A Play for the End of the World primarily focuses on what happens next, how new life takes root after extreme ruin. Chakrabarti frames recovery and renewal as a long and winding road, requiring more than a little grace and serendipity. For a long time, connections are difficult for Jaryk, relationships almost impossible. He experiences the world as though he’s wrapped in thick, protective insulation. He has big feelings but they’re subdued or self-censored. 

Then in 1972, Jaryk’s oldest friend, Misha, a man 10 years his senior who lived and worked at the orphanage when Jaryk was a child, dies unexpectedly while traveling alone in India for a production of The Post Office.

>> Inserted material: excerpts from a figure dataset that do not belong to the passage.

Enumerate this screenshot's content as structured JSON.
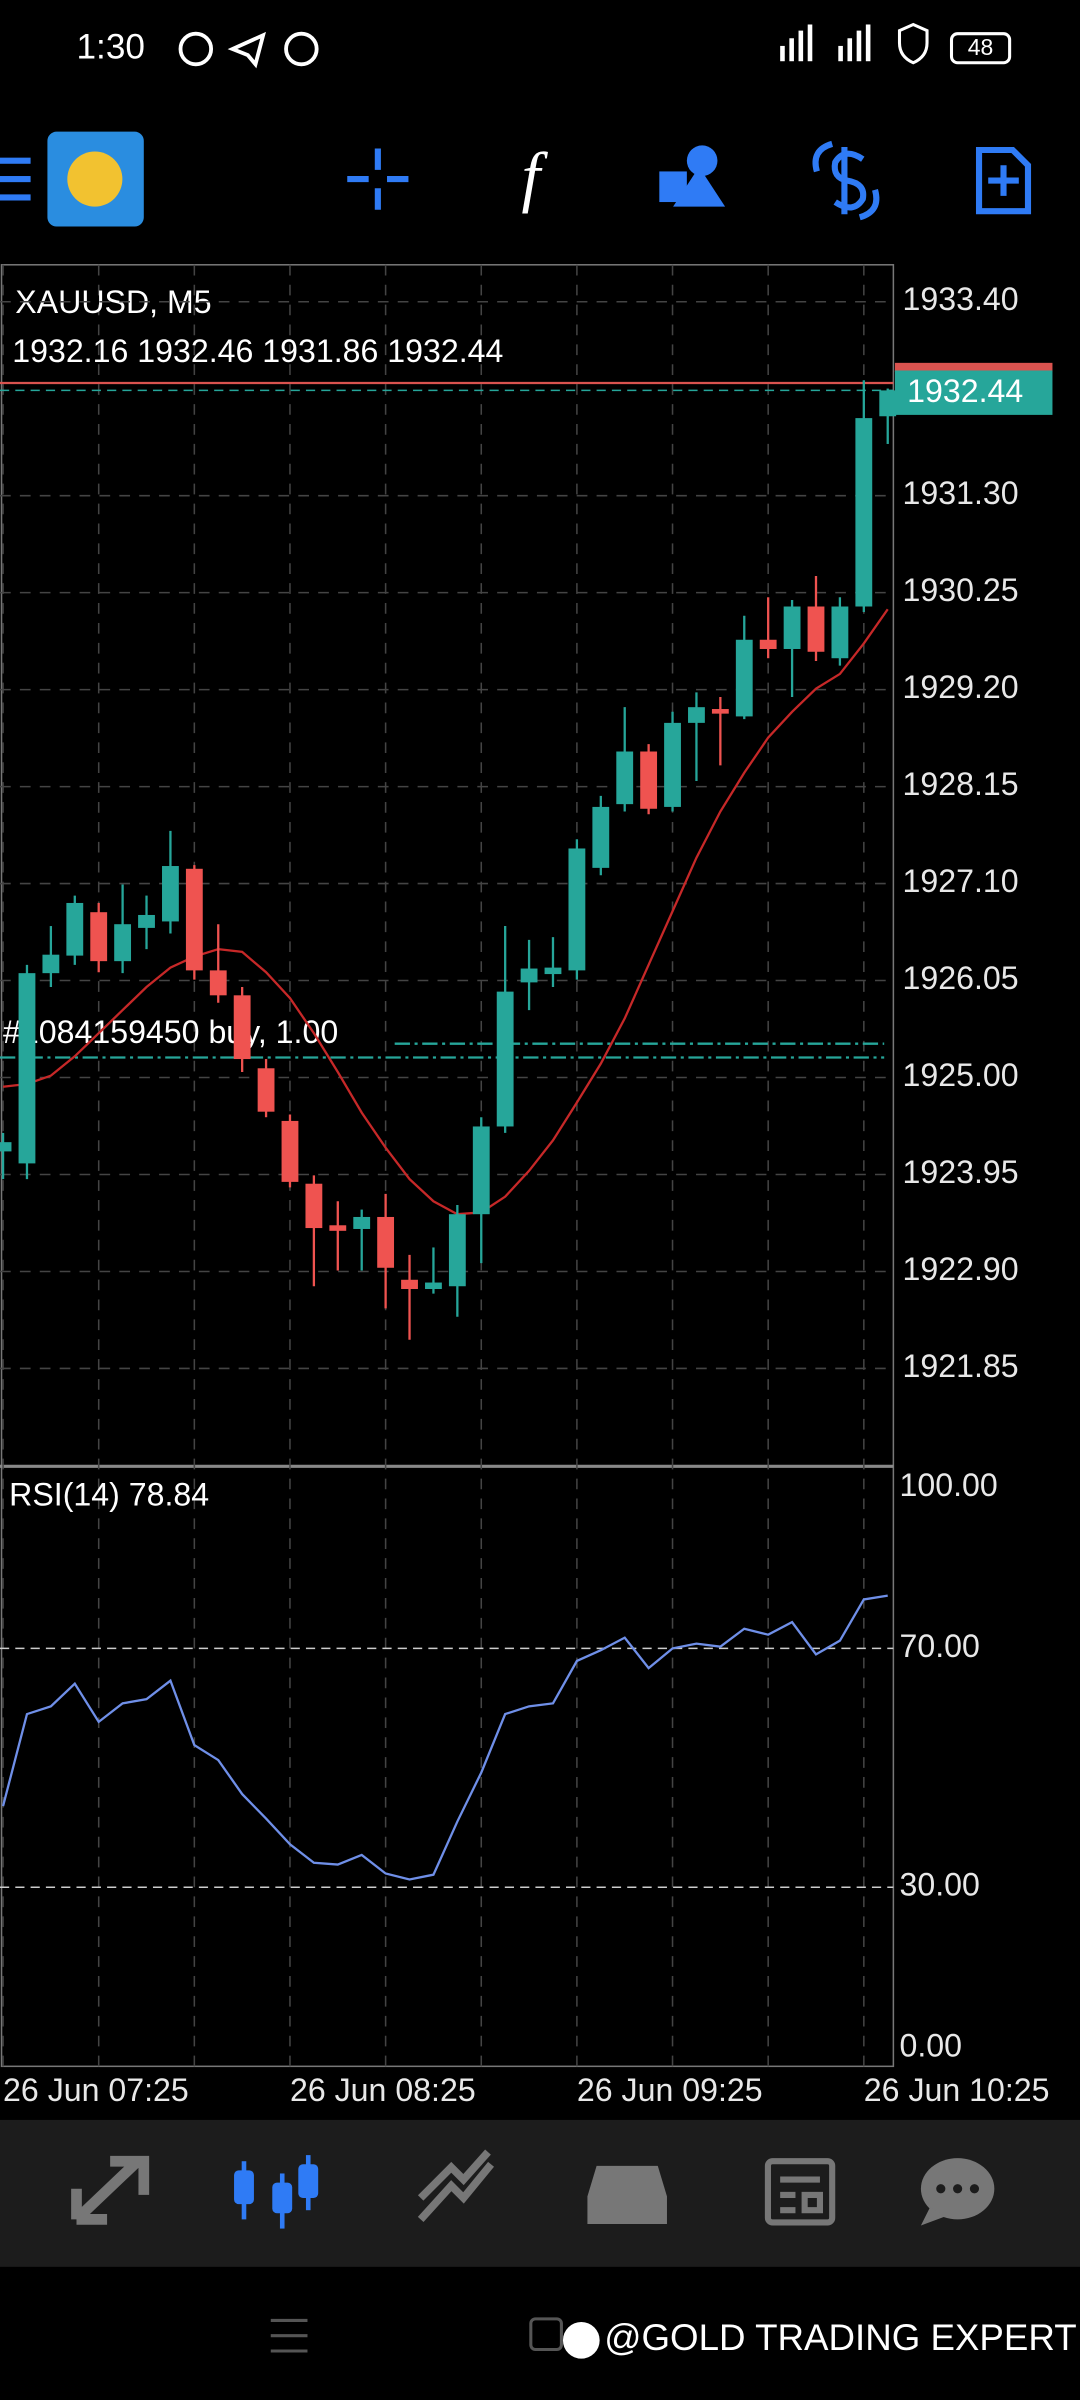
{
  "status_bar": {
    "time": "1:30",
    "battery": "48"
  },
  "watermark": "@GOLD TRADING EXPERT",
  "chart_data": [
    {
      "type": "candlestick",
      "title": "XAUUSD, M5",
      "ohlc_label": "1932.16 1932.46 1931.86 1932.44",
      "categories": [
        "26 Jun 07:25",
        null,
        null,
        null,
        null,
        null,
        null,
        null,
        null,
        null,
        null,
        null,
        "26 Jun 08:25",
        null,
        null,
        null,
        null,
        null,
        null,
        null,
        null,
        null,
        null,
        null,
        "26 Jun 09:25",
        null,
        null,
        null,
        null,
        null,
        null,
        null,
        null,
        null,
        null,
        null,
        "26 Jun 10:25",
        null
      ],
      "open": [
        1924.2,
        1924.07,
        1926.13,
        1926.32,
        1926.79,
        1926.26,
        1926.62,
        1926.69,
        1927.26,
        1926.16,
        1925.89,
        1925.1,
        1924.53,
        1923.85,
        1923.4,
        1923.36,
        1923.49,
        1922.81,
        1922.71,
        1922.74,
        1923.52,
        1924.47,
        1926.03,
        1926.12,
        1926.16,
        1927.27,
        1927.96,
        1928.53,
        1927.93,
        1928.84,
        1928.99,
        1928.91,
        1929.74,
        1929.64,
        1930.1,
        1929.54,
        1930.1,
        1932.16
      ],
      "high": [
        1924.4,
        1926.22,
        1926.64,
        1926.97,
        1926.89,
        1927.09,
        1926.97,
        1927.67,
        1927.3,
        1926.66,
        1925.98,
        1925.2,
        1924.6,
        1923.94,
        1923.66,
        1923.57,
        1923.74,
        1923.08,
        1923.16,
        1923.62,
        1924.57,
        1926.64,
        1926.49,
        1926.52,
        1927.58,
        1928.05,
        1929.01,
        1928.61,
        1928.96,
        1929.17,
        1929.12,
        1930.0,
        1930.2,
        1930.17,
        1930.43,
        1930.2,
        1932.55,
        1932.46
      ],
      "low": [
        1923.9,
        1923.9,
        1925.98,
        1926.22,
        1926.14,
        1926.13,
        1926.39,
        1926.56,
        1926.06,
        1925.81,
        1925.06,
        1924.57,
        1923.81,
        1922.74,
        1922.91,
        1922.91,
        1922.5,
        1922.16,
        1922.66,
        1922.41,
        1922.99,
        1924.4,
        1925.73,
        1925.98,
        1926.06,
        1927.19,
        1927.88,
        1927.85,
        1927.88,
        1928.21,
        1928.38,
        1928.88,
        1929.54,
        1929.12,
        1929.51,
        1929.46,
        1930.04,
        1931.86
      ],
      "close": [
        1924.3,
        1926.13,
        1926.33,
        1926.89,
        1926.26,
        1926.66,
        1926.76,
        1927.29,
        1926.16,
        1925.89,
        1925.2,
        1924.63,
        1923.87,
        1923.37,
        1923.34,
        1923.49,
        1922.94,
        1922.71,
        1922.78,
        1923.52,
        1924.47,
        1925.93,
        1926.18,
        1926.19,
        1927.48,
        1927.93,
        1928.53,
        1927.91,
        1928.84,
        1929.01,
        1928.94,
        1929.74,
        1929.64,
        1930.1,
        1929.61,
        1930.1,
        1932.14,
        1932.44
      ],
      "up_color": "#26a69a",
      "down_color": "#ef5350",
      "ma_values": [
        1924.9,
        1924.93,
        1925.02,
        1925.23,
        1925.48,
        1925.73,
        1925.98,
        1926.19,
        1926.31,
        1926.39,
        1926.36,
        1926.14,
        1925.86,
        1925.48,
        1925.06,
        1924.62,
        1924.24,
        1923.9,
        1923.66,
        1923.52,
        1923.54,
        1923.71,
        1923.99,
        1924.32,
        1924.73,
        1925.15,
        1925.64,
        1926.22,
        1926.8,
        1927.38,
        1927.88,
        1928.3,
        1928.68,
        1928.96,
        1929.21,
        1929.37,
        1929.7,
        1930.07
      ],
      "ma_color": "#c62828",
      "ylim": [
        1920.79,
        1933.8
      ],
      "yticks": [
        {
          "value": 1933.4,
          "label": "1933.40"
        },
        {
          "value": 1931.3,
          "label": "1931.30"
        },
        {
          "value": 1930.25,
          "label": "1930.25"
        },
        {
          "value": 1929.2,
          "label": "1929.20"
        },
        {
          "value": 1928.15,
          "label": "1928.15"
        },
        {
          "value": 1927.1,
          "label": "1927.10"
        },
        {
          "value": 1926.05,
          "label": "1926.05"
        },
        {
          "value": 1925,
          "label": "1925.00"
        },
        {
          "value": 1923.95,
          "label": "1923.95"
        },
        {
          "value": 1922.9,
          "label": "1922.90"
        },
        {
          "value": 1921.85,
          "label": "1921.85"
        }
      ],
      "grid": true,
      "price_label": {
        "value": 1932.44,
        "label": "1932.44"
      },
      "ask": 1932.52,
      "order": {
        "label": "#1084159450 buy, 1.00",
        "price": 1925.3
      }
    },
    {
      "type": "line",
      "title": "RSI(14) 78.84",
      "values": [
        43.6,
        59.0,
        60.3,
        64.1,
        57.7,
        60.8,
        61.5,
        64.6,
        53.8,
        51.3,
        45.6,
        41.5,
        37.2,
        34.1,
        33.8,
        35.4,
        32.3,
        31.3,
        32.1,
        41.0,
        49.2,
        59.0,
        60.3,
        60.8,
        67.9,
        69.7,
        71.8,
        66.7,
        70.0,
        70.8,
        70.3,
        73.3,
        72.3,
        74.4,
        69.0,
        71.3,
        78.2,
        78.84
      ],
      "color": "#6f8fe8",
      "ylim": [
        0,
        100.5
      ],
      "yticks": [
        {
          "value": 100,
          "label": "100.00"
        },
        {
          "value": 70,
          "label": "70.00"
        },
        {
          "value": 30,
          "label": "30.00"
        },
        {
          "value": 0,
          "label": "0.00"
        }
      ]
    }
  ]
}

Jaryk is tasked with taking Misha’s place as director, and the play provides him with another shot at redemption. “I finally have a chance to do something good,” he tells his weary girlfriend, Lucy Gardner. 

Whereas “in Warsaw, The Post Office helped to prepare the children for death,” this production has a radically different agenda. In Gopalpur in West Bengal, where the people are poor and the territory disputed, the production’s organizer, professor Rudra Bose, sees the famous play as a political tool: “It’s all about a new life. About resistance!” But while political unrest is the novel’s frequent backdrop, its most recurring theme is stubborn resilience: living fully in the face of sorrow, loving after immeasurable loss.

Chakrabarti’s novel is realistic and tentative and breathtakingly poignant, with a payoff that’s more than worth the trip if you have the heart to withstand it.

Jai Chakrabarti’s debut novel is breathtakingly poignant, with a payoff that’s more than worth the trip if you have the heart to withstand it.